Both Socrates and Bacon were very good at asking useful questions. In fact, Socrates is largely credited with coming up with a way of asking questions, ‘The Socratic Method’, which itself is at the core of the ‘Scientific Method’, popularised by Bacon during ‘The Enlightenment’ – a period of European history when ‘reason’ and ‘faith’ had an almighty bunfight and the balance of power between church, state and citizen was being questioned. Lots of philosophers and scientists challenged the prevailing orthodoxy of religious authority by saying ‘we need to make decisions based on critical thinking, evidence and reasoned debate, not on sacred texts and religious faith’ and the church replied with ‘yes, but we own most of the land, plus people really like the idea of God. Ask them’.
The Socratic Method disproves arguments by finding exceptions to them, and can therefore lead your opponent to a point where they admit something that contradicts their original position.

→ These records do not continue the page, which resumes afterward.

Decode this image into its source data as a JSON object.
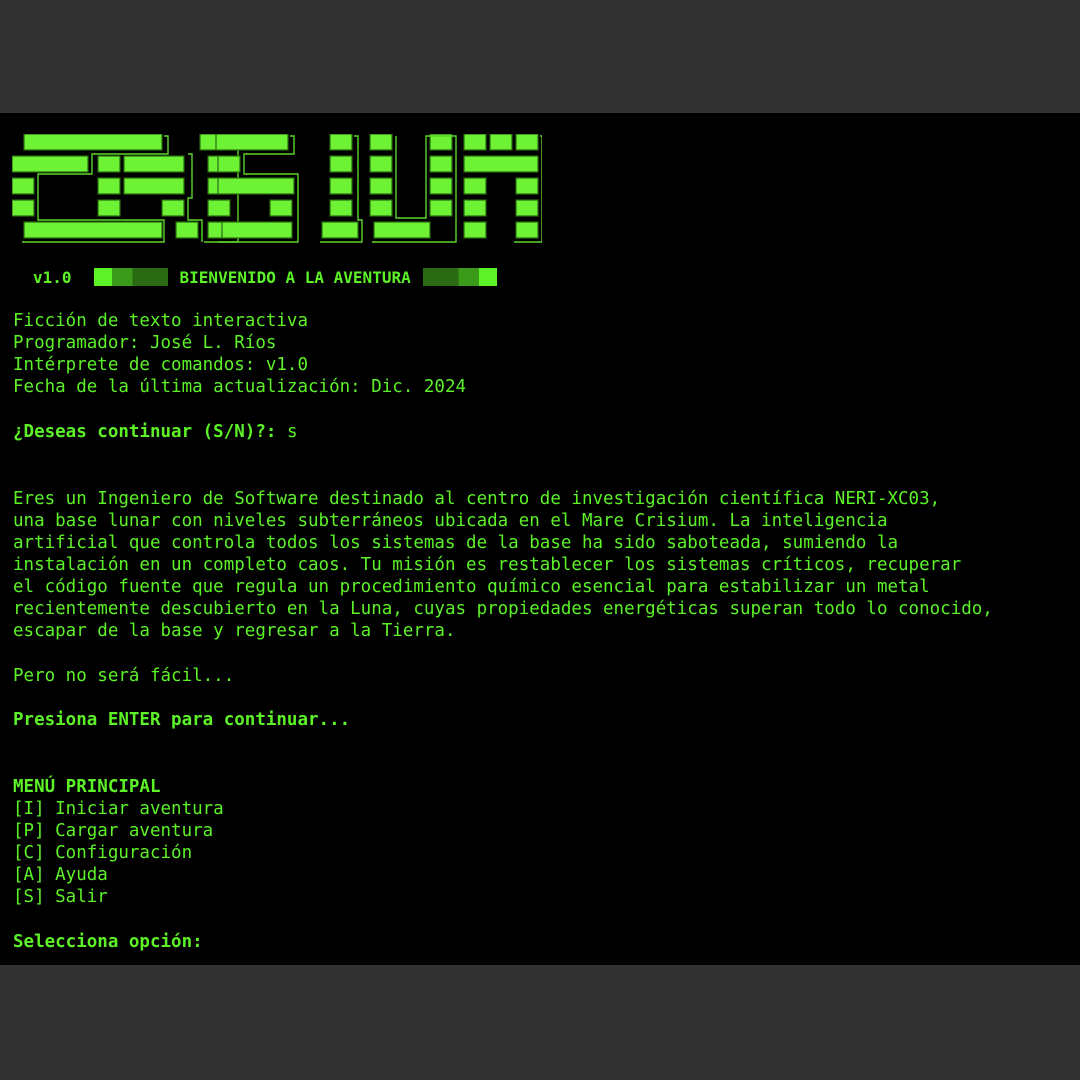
{
  "header": {
    "logo_text": "CRISIUM",
    "version": "v1.0",
    "welcome": "BIENVENIDO A LA AVENTURA"
  },
  "info": {
    "line1": "Ficción de texto interactiva",
    "line2": "Programador: José L. Ríos",
    "line3": "Intérprete de comandos: v1.0",
    "line4": "Fecha de la última actualización: Dic. 2024"
  },
  "prompt": {
    "question": "¿Deseas continuar (S/N)?: ",
    "answer": "s"
  },
  "story": {
    "lines": [
      "Eres un Ingeniero de Software destinado al centro de investigación científica NERI-XC03,",
      "una base lunar con niveles subterráneos ubicada en el Mare Crisium. La inteligencia",
      "artificial que controla todos los sistemas de la base ha sido saboteada, sumiendo la",
      "instalación en un completo caos. Tu misión es restablecer los sistemas críticos, recuperar",
      "el código fuente que regula un procedimiento químico esencial para estabilizar un metal",
      "recientemente descubierto en la Luna, cuyas propiedades energéticas superan todo lo conocido,",
      "escapar de la base y regresar a la Tierra."
    ],
    "teaser": "Pero no será fácil...",
    "continue_prompt": "Presiona ENTER para continuar..."
  },
  "menu": {
    "title": "MENÚ PRINCIPAL",
    "items": [
      {
        "label": "[I] Iniciar aventura"
      },
      {
        "label": "[P] Cargar aventura"
      },
      {
        "label": "[C] Configuración"
      },
      {
        "label": "[A] Ayuda"
      },
      {
        "label": "[S] Salir"
      }
    ],
    "select_prompt": "Selecciona opción:"
  },
  "colors": {
    "terminal_bg": "#000000",
    "text_green": "#5cf227",
    "window_bg": "#323232"
  }
}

It’s powerful because it kind of gets people to admit to themselves that they’re wrong. It’s also pretty good at exposing your own (as well as others’) prejudices and gaps in reasoning. Lawyers use it a lot. Don’t let this influence you against it. Lawyers also use toilet paper and you’re not about to reject that idea.
Here’s an example.
During excessive bouts of hard and progressive rock emanating my older brothers’ bedrooms my dad used to say, “people only play electric guitars because they can’t play real ones” (by which he meant acoustic guitars played by nice chaps called Julian with sensible haircuts, as apposed to electric guitars played by long haired geezers called Dave and Jimmy).
First step of Socratic method: assume your opponent’s statement is false and find an example to illustrate this. This You Tube clip of Pink Floyd’s David Gilmour playing acoustic guitar for instance. Clearly Dave Gilmour can play a ‘real’ guitar as well as an electric one and my dad must grudgingly accept the fact. At this point dad would assert that Dave Gilmour was ‘the exception that proved the rule’.

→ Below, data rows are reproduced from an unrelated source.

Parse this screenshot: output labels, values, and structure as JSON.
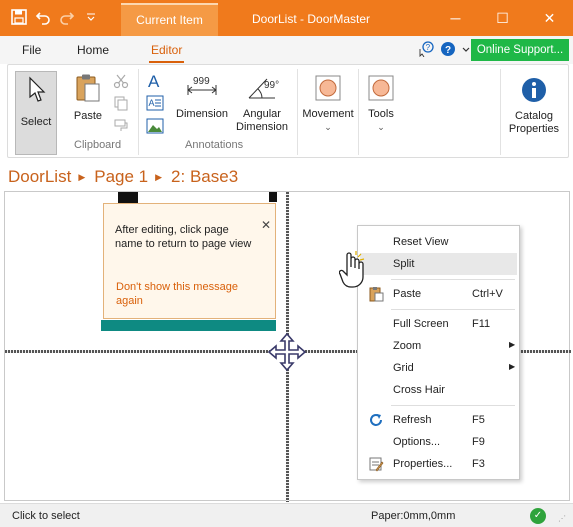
{
  "window": {
    "context_tab": "Current Item",
    "title": "DoorList - DoorMaster",
    "minimize": "─",
    "maximize": "☐",
    "close": "✕"
  },
  "qat": {
    "save_icon": "save-icon",
    "undo_icon": "undo-icon",
    "redo_icon": "redo-icon",
    "customize_icon": "customize-qat-icon"
  },
  "ribbon_tabs": [
    {
      "label": "File"
    },
    {
      "label": "Home"
    },
    {
      "label": "Editor"
    }
  ],
  "online_support": "Online Support...",
  "ribbon": {
    "select": "Select",
    "paste": "Paste",
    "clipboard_group": "Clipboard",
    "dimension": "Dimension",
    "dimension_value": "999",
    "angular_line1": "Angular",
    "angular_line2": "Dimension",
    "angular_value": "99°",
    "annotations_group": "Annotations",
    "movement": "Movement",
    "tools": "Tools",
    "catalog_line1": "Catalog",
    "catalog_line2": "Properties",
    "dropdown_glyph": "⌄"
  },
  "breadcrumb": [
    "DoorList",
    "Page 1",
    "2: Base3"
  ],
  "breadcrumb_sep": "▶",
  "callout": {
    "message": "After editing, click page name to return to page view",
    "link": "Don't show this message again",
    "close": "✕"
  },
  "context_menu": [
    {
      "label": "Reset View",
      "shortcut": "",
      "submenu": false
    },
    {
      "label": "Split",
      "shortcut": "",
      "submenu": false,
      "highlighted": true
    },
    {
      "label": "Paste",
      "shortcut": "Ctrl+V",
      "submenu": false,
      "icon": "paste-icon"
    },
    {
      "label": "Full Screen",
      "shortcut": "F11",
      "submenu": false
    },
    {
      "label": "Zoom",
      "shortcut": "",
      "submenu": true
    },
    {
      "label": "Grid",
      "shortcut": "",
      "submenu": true
    },
    {
      "label": "Cross Hair",
      "shortcut": "",
      "submenu": false
    },
    {
      "label": "Refresh",
      "shortcut": "F5",
      "submenu": false,
      "icon": "refresh-icon"
    },
    {
      "label": "Options...",
      "shortcut": "F9",
      "submenu": false
    },
    {
      "label": "Properties...",
      "shortcut": "F3",
      "submenu": false,
      "icon": "properties-icon"
    }
  ],
  "submenu_glyph": "▶",
  "status": {
    "left": "Click to select",
    "paper": "Paper:0mm,0mm",
    "ok_glyph": "✓",
    "grip": "⋰"
  },
  "colors": {
    "accent": "#f07a1c",
    "editor_tab": "#d9600a",
    "online_support": "#1fb847",
    "teal_bar": "#0e8a82"
  }
}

Next step. Take your opponent’s original statement and restate it to fit their new modified position. “So, dad, you’re saying that people only play electric guitars because they can’t play acoustic ones, except for Dave Gilmour who can do both?”. Then return to step one.
Ironically this led us to playing dad far more Black Sabbath, Pink Floyd, Aerosmith and Led Zeppelin than if he’d kept his theory to himself. (MTV’s ‘unplugged’ series would become his nemesis). Eventually dad would have to admit the truth – which was not that the rock musicians we listened to weren’t talented, but that he just didn’t like rock music.
This example is trivial but you can use the method to demonstrate some pretty esoteric points, and expose fundamental new insights. A popular example that can really annoy your mates in the pub is proving that things don’t have a colour.
Socratic argument, while undoubtedly one of the most useful things ever devised can also annoy the tits of people, as the man who lends it his name found out to his cost. The story is that Socrates used his technique to prove a lot of bigwigs in Athenian society were mistaken in their thinking – and they responded by having him killed. This proves that engaging people’s brains is never enough if you want change. You have to engage their emotions too. As Professor George Church said to me during our talk last week “Politicians know how effective emotion is in comparison to rational thought. You can really move mountains with emotion. With rational thought you just end up getting people to change the channel”.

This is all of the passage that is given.